Le Rire de la mer : Vivre sa vie
Scène

Le Rire de la mer : Vivre sa vie

C’est l’histoire triste et gaie de Pénélope Bouchard, de Chicoutimi-Nord, célibataire de 30 ans condamnée par le cancer. Elle représente l’archétype de la jeune Québécoise…

C’est l’histoire triste et gaie de Pénélope Bouchard, de Chicoutimi-Nord, célibataire de 30 ans condamnée par le cancer. Elle représente l’archétype de la jeune Québécoise, à la fois enracinée dans sa culture et ouverte sur le monde, angoissée mais toujours joyeuse, indépendante et à la recherche du grand amour. C’est l’histoire d’une femme de coeur, sur laquelle le malheur est tombé. Mais qui refuse d’abandonner.

À une autre échelle, Pénélope incarne un mythe comme son homologue imaginée par Homère dans L’Odyssée. Un petit mythe inventé par l’auteur Pierre-Michel Tremblay qui produit actuellement, à La Licorne, après Le Jeu du pendu et Quelques Humains, sa troisième pièce pour le collectif d’acteurs Les Éternels Pigistes. Un feel-good-play, pourrait-on dire, à l’instar de ces films qui donnent de l’espoir sans cacher la détresse humaine.

D’ailleurs, l’auteur affirme avoir voulu raconter, dans Le Rire de la mer, "comment nos souffrances alimentent notre imaginaire"… Pour Tremblay, également professeur à l’École nationale de l’humour, la comédie "puise dans une douleur réelle". Sa pièce, même lorsqu’elle tombe dans des excès propres à la farce, reste touchante. Et surtout son personnage principal, interprété avec beaucoup de vérité et de grandeur d’âme par Isabelle Vincent.

Atteinte du cancer, Pénélope, au lieu d’attendre fatalement la mort, décide de partir en voyage… En une demi-douzaine de tableaux et autant de rencontres, le public suit son drôle de périple (la mise en scène de Marie Charlebois est à la fois sobre et très efficace). Contrairement à Ulysse, Pénélope Bouchard ne navigue pas en eau trouble. Partout où elle va (Londres, Paris, la Grèce, la Bretagne), elle laisse une empreinte de douceur, de sérénité, voire de joie de vivre, malgré sa maladie.

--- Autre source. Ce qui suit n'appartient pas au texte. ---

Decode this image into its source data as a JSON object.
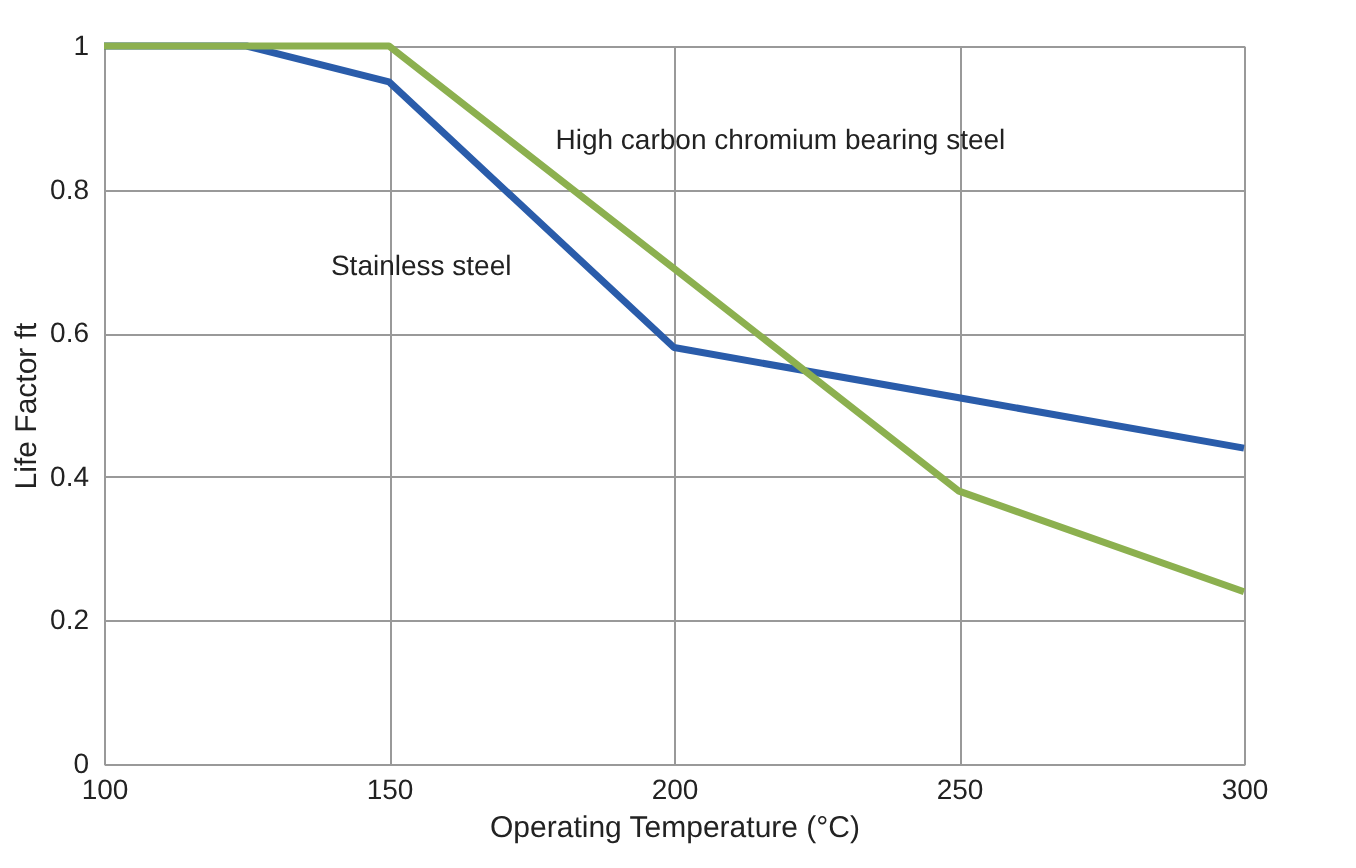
{
  "chart_data": {
    "type": "line",
    "xlabel": "Operating Temperature (°C)",
    "ylabel": "Life Factor ft",
    "series": [
      {
        "name": "Stainless steel",
        "color": "#2a5caa",
        "x": [
          100,
          125,
          150,
          200,
          250,
          300
        ],
        "values": [
          1,
          1,
          0.95,
          0.58,
          0.51,
          0.44
        ]
      },
      {
        "name": "High carbon chromium bearing steel",
        "color": "#8cb04f",
        "x": [
          100,
          150,
          200,
          250,
          300
        ],
        "values": [
          1,
          1,
          0.69,
          0.38,
          0.24
        ]
      }
    ],
    "xlim": [
      100,
      300
    ],
    "xticks": [
      100,
      150,
      200,
      250,
      300
    ],
    "ylim": [
      0,
      1
    ],
    "yticks": [
      0,
      0.2,
      0.4,
      0.6,
      0.8,
      1
    ],
    "grid": true,
    "marker": "none",
    "line_style": "solid"
  }
}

Par-delà son thème principal, Le Rire de la mer est aussi remplie de clins d’oeil sur le théâtre (l’utilisation, entre autres, du choeur grec), la culture, la politique et quelques mythes occidentaux. On y croise le fantôme de Molière, rongé par le doute, au cimetière du Père-Lachaise; ceux de Tit-Coq et d’Ulysse (Patrice Coquereau, exceptionnel dans sa caricature d’acteur tragique qui surjoue); des militants bretons qui vénèrent le FLQ; un conservateur distingué et francophile du British Museum…

Tout au long de ce spectacle de 90 minutes, on reconnaît une complicité évidente entre les cinq acteurs (on retrouve aussi sur scène Christian Bégin, Pier Paquette et Marie Charlebois), qui défendent plusieurs petits rôles. Par moments, cela flirte avec l’énergie et l’inventivité scénique des premières (et plus modestes) pièces de Robert Lepage.

Bref, ces Éternels Pigistes, une joyeuse bande qui se passionne pour son art avec bonheur et sans prétention, livrent un bon moment de théâtre à La Licorne. Et c’est plésant, comme dirait Pénélope Bouchard.